Richard Boyse Osborne was born in London on 3 November 1815, and died in Glendale, Pennsylvania on 28 November 1899. He came from a family of minor nobility and might have expected to inherit a large fortune except for what he described as "the weakness and delusion" of his father. He accordingly moved to North America to seek his fortune in 1834 and after a time in Canada and then in Chicago and St. Louis, he joined the Philadelphia and Reading Railroad as a draftsman in 1838 and, learning engineering largely "on the job," soon rose to be the company's Chief Engineer. There he distinguished himself by designing the first iron bridge in North America, constructed using Howe's Patent Truss. His Skew Bridge in Reading was also a masterpiece of its day.
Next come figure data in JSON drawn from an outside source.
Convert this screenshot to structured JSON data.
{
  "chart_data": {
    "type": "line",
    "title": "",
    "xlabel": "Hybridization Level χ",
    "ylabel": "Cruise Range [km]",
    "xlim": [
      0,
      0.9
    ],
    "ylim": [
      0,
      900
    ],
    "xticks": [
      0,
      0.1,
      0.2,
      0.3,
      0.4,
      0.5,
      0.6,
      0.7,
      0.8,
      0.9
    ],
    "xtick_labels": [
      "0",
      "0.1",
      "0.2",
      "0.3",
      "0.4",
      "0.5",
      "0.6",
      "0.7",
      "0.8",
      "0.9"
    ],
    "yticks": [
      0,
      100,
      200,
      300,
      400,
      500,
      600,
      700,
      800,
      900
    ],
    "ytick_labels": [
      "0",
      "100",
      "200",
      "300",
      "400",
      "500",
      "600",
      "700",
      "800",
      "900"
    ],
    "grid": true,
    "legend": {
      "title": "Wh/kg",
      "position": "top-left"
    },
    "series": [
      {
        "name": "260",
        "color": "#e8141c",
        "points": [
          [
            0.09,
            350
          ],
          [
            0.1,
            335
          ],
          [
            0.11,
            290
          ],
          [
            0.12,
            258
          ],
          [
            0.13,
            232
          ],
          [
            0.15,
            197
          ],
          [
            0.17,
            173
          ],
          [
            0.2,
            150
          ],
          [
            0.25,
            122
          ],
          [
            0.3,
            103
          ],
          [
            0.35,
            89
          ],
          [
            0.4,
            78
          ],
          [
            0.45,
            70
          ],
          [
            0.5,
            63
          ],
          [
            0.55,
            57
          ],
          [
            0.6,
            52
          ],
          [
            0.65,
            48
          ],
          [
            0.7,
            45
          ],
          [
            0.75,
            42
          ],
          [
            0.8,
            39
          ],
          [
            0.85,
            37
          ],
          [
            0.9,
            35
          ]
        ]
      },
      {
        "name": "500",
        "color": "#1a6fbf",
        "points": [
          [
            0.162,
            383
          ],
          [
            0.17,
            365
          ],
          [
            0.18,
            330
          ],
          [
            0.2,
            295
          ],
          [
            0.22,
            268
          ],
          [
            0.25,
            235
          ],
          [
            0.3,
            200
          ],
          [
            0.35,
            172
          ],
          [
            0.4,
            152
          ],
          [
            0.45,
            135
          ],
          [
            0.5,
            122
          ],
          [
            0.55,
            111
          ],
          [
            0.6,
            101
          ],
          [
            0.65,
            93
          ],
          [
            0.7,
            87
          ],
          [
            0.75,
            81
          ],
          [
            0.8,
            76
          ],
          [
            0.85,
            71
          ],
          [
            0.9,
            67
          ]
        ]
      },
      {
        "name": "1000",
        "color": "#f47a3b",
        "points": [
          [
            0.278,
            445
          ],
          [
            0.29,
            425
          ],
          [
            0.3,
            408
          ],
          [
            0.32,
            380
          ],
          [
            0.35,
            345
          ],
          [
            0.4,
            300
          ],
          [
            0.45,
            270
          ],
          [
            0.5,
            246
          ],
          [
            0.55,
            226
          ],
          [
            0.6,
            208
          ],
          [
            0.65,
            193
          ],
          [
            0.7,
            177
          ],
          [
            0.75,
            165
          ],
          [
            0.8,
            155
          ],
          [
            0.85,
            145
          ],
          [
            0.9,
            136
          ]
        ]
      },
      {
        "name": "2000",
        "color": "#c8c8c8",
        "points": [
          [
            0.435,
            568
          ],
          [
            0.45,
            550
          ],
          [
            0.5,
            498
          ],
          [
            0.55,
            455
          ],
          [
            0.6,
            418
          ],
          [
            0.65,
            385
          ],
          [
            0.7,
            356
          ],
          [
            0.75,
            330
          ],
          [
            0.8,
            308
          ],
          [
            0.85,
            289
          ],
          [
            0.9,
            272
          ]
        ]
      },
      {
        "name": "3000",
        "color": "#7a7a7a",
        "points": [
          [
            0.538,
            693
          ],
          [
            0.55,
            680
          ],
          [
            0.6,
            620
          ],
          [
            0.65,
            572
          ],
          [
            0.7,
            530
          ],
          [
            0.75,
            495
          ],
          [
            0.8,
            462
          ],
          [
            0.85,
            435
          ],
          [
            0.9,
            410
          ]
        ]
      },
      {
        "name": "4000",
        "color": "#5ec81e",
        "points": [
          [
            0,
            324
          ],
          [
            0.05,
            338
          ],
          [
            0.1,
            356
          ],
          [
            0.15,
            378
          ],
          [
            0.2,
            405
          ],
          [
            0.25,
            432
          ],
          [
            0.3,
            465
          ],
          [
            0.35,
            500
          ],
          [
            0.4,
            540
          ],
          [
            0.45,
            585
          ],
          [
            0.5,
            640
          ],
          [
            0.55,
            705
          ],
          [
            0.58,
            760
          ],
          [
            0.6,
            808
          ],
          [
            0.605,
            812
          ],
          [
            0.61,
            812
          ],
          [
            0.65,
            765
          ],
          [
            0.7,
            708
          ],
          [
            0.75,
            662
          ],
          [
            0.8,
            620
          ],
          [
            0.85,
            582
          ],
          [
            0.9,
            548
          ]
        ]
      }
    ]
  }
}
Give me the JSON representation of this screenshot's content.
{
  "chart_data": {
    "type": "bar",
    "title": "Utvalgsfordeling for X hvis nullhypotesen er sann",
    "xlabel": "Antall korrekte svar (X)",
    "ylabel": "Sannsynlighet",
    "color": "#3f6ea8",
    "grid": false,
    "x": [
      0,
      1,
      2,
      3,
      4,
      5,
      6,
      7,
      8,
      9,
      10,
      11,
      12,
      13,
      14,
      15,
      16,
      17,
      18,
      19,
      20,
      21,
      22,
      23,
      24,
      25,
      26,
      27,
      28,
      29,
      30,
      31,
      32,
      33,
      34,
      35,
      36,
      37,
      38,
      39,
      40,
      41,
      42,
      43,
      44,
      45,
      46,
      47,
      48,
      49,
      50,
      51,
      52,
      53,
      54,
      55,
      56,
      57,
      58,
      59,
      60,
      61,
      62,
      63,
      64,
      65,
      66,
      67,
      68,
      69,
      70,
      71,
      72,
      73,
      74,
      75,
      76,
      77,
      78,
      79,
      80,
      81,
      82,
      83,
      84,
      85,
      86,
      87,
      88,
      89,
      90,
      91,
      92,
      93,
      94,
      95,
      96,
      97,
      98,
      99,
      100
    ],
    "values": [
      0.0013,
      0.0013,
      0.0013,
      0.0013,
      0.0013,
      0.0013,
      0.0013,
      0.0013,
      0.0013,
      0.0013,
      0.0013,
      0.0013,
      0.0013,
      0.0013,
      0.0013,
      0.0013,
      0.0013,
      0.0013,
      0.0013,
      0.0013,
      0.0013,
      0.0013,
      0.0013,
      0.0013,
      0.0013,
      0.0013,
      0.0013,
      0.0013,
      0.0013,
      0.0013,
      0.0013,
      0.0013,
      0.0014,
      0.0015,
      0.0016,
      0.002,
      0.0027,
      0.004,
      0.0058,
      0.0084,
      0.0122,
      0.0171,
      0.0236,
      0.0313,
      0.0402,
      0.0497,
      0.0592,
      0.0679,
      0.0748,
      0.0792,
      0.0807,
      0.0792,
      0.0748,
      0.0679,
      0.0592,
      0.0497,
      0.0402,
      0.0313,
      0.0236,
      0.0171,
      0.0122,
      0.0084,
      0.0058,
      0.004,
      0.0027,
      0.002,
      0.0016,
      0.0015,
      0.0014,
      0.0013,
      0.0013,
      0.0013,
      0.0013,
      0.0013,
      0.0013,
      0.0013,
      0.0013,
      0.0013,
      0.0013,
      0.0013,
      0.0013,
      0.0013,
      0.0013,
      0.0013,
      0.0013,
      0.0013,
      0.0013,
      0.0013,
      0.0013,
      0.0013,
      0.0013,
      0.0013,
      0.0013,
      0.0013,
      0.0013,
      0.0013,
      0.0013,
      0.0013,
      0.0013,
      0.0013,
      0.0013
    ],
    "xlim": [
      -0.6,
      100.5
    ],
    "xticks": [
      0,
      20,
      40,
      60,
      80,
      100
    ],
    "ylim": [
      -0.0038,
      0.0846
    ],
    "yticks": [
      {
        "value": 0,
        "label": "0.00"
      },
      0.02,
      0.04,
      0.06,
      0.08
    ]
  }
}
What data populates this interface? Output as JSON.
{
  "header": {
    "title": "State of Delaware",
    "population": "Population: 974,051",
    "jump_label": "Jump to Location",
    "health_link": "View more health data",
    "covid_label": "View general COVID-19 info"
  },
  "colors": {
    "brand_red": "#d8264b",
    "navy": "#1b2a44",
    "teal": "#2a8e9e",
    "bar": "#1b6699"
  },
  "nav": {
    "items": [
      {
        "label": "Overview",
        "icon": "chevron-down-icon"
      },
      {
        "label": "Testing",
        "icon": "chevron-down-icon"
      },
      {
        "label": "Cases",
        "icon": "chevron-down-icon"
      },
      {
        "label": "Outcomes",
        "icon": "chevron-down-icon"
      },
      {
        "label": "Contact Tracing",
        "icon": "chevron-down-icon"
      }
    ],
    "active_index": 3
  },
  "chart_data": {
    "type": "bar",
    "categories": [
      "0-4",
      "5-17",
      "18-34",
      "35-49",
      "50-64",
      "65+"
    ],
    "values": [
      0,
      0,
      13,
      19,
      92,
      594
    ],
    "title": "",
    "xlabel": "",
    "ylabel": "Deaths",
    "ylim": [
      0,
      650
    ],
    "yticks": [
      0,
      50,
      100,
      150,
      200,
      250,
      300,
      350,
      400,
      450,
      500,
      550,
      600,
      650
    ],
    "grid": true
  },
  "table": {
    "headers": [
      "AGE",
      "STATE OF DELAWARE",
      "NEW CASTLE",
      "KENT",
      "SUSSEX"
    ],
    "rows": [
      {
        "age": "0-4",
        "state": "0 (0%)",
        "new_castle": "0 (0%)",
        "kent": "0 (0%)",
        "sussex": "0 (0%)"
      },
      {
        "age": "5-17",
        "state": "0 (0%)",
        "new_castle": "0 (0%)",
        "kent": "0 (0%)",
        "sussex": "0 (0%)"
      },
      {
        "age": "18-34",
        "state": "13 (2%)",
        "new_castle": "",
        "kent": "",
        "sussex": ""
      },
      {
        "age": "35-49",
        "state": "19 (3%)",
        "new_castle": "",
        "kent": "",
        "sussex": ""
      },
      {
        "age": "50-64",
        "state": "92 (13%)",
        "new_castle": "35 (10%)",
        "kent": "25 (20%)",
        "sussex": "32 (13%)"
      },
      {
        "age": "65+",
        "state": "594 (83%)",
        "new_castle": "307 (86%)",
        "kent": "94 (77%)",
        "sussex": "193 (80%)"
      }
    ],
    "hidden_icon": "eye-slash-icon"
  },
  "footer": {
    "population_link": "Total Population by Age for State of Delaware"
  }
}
It was locally nicknamed the "Soap & Whiskey Bridge" owing to the fact that Osborne began by making a model of it in soap, and it was built by Irish "Navvies" who were wont to partake of a drop or two of the hard stuff from time to time.

In 1846 Osborne moved to Ireland to be the engineer responsible for the construction of the Waterford & Limerick Railway (though nominally under the supervision of Charles Vignoles), where he built several more iron-truss bridges including a remarkable skew bridge at Ballysimon. He was also responsible for introducing the first double-bogie eight-wheel coaches in the British Isles.

In 1852 Osborne returned to Pennsylvania where he continued designing structures for the Reading Railroad, but also did quite a bit of work for other railroads. At this time he began work on the Camden & Atlantic Railroad, of which he was both the civil engineer and a major promoter, and he was thus largely responsible for the creation of Atlantic City. His brother, John H. Osborne, was the Camden & Atlantic's General Manager. As well as laying out the city and building its railroad, Richard B. Osborne was responsible for naming the town Atlantic City.

R. B. Osborne was also responsible for engineering Broad Street Station in Philadelphia,built for the Philadelphia, Wilmington & Baltimore Railroad (later part of the Pennsylvania Railroad) in 1851-52. The station had a 50 ft. Howe-truss span which spanned eight tracks.

Osborne seems to have been something of a narrow gauge enthusiast, and at the time he was chief engineer of the Western Maryland Railroad recommended replacing the company's single 4' 8" gauge single line with a double-track 3' 0" gauge railway. Fortunately this advice was not followed.

In later years he was in partnership with his son in the firm of Richard B. Osborne & Son, Civil Engineers, of Philadelphia.
The timber trestle on the Philadelphia & Reading Railroad at Ringtown, Pennsylvania built in 1854, 390 yards long and 130 feet high. Photographed in 1875, just before replacement.
The West Manyunk bridge on the Philadlphia & Reading Railroad in Philadelphia was the first iron bridge in North America. It replaced a wooden trestle and was installed overnight on 4 May 1845 and replaced in 1910. One of the three 34 ft. Howe trusses shown here survives in the Smithsonian Museum, Washington, DC. The inspection engine shown here, "Black Diamond," also survives in the St. Louis National Transportation Museum
Skew bridge, at Sixth and Woodward in Reading. Designed by Richard B. Osborne in 1857. Every stone of the forty-foot brownstone elliptical arch was individually shaped to fit in place, so there was no need for a keystone. When I lived in Reading, Pennsylvania, most people seemed to think this bridge was named after a Mr. Skew!
Peacock Lock Viaduct over the Schuylkill River at Tuckerton north of Reading, built 1853-1854. Note the circular openings in the masonry of the keyless arches, designed to save weight without weakening the structure.